En s’appuyant sur une enquête de Global Witness ainsi que sur la base de données financières Refinitiv, Le Monde a remonté la chaîne d’approvisionnement en kérosène de deux bases militaires (Morozovskaïa et Malchevo), jusqu’au gisement de gaz de Termokarstovoïe, en Sibérie, codétenu par TotalEnergies et où sont extraits des condensats de gaz, un hydrocarbure léger. Ces bases abritent chacune un escadron d’avions de combat multirôle, accusés, par Amnesty International et Human Rights Watch, d’avoir frappé la population civile ukrainienne, notamment lors du bombardement du Théâtre de Marioupol, qui aurait causé la mort de centaines de personnes, le 16 mars.
Rôle auparavant minimisé
Vendredi matin, le géant pétrolier a publié un communiqué dans lequel il affirme que tous les condensats de gaz sortis de terre par sa coentreprise Terneftegaz et stabilisés dans l’usine de son partenaire russe Novatek sont livrés au complexe industriel de Ust-Luga pour être transformés en « une série de produits dont du kérosène qui est exclusivement exporté hors de Russie et ce jet fuel [carburant pour avion] n’a pas les certificats nécessaires pour être vendu sur le marché russe ». Et le groupe français d’en conclure : « Les allégations de certains médias et les appels à enquêter sur les activités de TotalEnergies dans nos sociétés conjointes n’ont absolument aucune base factuelle. »

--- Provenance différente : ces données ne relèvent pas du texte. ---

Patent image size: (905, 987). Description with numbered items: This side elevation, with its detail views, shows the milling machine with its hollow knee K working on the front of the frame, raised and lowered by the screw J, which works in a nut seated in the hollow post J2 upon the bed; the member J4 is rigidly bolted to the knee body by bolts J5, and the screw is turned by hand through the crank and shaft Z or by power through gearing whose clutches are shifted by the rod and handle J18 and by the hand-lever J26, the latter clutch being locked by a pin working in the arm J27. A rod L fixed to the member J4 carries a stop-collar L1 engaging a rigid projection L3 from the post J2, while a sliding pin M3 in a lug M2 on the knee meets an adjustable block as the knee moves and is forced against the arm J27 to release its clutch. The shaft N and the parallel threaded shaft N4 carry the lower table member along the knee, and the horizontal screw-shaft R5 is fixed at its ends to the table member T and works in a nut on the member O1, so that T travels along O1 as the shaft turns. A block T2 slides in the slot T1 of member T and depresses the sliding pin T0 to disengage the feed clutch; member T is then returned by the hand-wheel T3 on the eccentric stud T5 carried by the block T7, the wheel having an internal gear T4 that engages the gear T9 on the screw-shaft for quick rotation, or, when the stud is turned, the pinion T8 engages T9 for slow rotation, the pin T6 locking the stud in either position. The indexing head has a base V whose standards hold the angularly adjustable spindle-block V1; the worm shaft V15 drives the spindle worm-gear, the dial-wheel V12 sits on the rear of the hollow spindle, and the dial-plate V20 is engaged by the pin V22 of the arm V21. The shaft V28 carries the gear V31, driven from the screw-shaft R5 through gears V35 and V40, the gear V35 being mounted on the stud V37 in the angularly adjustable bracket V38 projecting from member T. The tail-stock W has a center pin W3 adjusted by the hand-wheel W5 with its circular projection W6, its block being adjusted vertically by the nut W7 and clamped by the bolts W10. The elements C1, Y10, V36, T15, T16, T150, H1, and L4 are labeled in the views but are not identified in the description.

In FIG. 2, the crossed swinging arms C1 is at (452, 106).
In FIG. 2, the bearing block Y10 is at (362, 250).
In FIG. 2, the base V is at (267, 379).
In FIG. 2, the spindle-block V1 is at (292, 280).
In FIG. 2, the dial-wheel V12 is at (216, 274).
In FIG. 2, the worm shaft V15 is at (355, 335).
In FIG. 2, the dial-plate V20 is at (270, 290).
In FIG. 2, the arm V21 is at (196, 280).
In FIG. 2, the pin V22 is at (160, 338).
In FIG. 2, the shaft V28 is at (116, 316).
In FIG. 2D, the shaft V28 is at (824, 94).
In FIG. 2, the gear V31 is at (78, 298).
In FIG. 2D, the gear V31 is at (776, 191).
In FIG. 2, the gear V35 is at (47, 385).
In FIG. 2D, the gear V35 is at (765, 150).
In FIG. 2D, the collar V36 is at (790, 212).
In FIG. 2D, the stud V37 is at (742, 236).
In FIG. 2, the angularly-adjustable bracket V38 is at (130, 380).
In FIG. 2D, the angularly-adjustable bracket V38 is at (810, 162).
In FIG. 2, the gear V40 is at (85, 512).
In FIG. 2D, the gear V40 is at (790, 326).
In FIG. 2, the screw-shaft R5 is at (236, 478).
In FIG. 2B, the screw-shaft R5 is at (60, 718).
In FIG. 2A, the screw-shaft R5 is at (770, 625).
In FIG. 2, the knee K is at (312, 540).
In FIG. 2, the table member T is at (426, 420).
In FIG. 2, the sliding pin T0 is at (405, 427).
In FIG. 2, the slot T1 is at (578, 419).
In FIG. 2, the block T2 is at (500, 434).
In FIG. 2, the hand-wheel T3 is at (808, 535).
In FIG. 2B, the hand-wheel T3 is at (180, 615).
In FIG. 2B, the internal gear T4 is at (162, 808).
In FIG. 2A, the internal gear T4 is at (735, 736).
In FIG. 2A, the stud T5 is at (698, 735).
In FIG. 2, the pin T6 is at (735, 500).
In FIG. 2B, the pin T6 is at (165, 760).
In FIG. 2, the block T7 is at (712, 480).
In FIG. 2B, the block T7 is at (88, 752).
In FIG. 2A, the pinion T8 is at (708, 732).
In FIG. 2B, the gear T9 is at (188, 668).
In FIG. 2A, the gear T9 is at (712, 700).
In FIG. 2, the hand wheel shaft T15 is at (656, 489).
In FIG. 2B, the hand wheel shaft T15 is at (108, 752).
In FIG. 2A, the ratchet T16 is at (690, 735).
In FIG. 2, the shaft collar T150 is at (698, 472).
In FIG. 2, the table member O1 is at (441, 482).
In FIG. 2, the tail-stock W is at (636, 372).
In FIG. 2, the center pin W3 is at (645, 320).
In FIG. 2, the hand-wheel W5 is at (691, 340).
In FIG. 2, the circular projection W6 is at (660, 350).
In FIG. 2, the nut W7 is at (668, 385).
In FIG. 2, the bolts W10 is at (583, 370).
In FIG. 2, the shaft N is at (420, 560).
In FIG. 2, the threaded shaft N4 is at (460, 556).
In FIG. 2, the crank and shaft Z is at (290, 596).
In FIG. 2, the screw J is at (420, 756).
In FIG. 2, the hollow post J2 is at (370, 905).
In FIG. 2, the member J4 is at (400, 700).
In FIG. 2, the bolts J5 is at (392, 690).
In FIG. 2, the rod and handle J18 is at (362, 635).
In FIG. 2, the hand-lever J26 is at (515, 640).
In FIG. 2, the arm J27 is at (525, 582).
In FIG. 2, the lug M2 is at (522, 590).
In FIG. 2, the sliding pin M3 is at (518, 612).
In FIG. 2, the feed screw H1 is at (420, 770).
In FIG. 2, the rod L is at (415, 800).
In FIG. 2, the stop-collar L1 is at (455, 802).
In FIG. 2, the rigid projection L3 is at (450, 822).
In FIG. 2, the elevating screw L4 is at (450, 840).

TotalEnergies reconnaît toutefois que l’usine de Novatek, partenaire dont il est actionnaire, « contribue également à stabiliser les condensats d’autres producteurs russes ». Ce qui signifie qu’ils peuvent servir à fabriquer du carburant pour d’autres clients, notamment l’armée. « Alors que les faits sont clairs, ces nouvelles déclarations de TotalEnergies contredisent les précédentes, lorsque le groupe affirmait que tous les liquides de gaz et condensats étaient traités ensemble dans l’usine de Purovsky, réagit Global Witness, ce qui rend d’autant plus nécessaire le lancement d’une enquête. »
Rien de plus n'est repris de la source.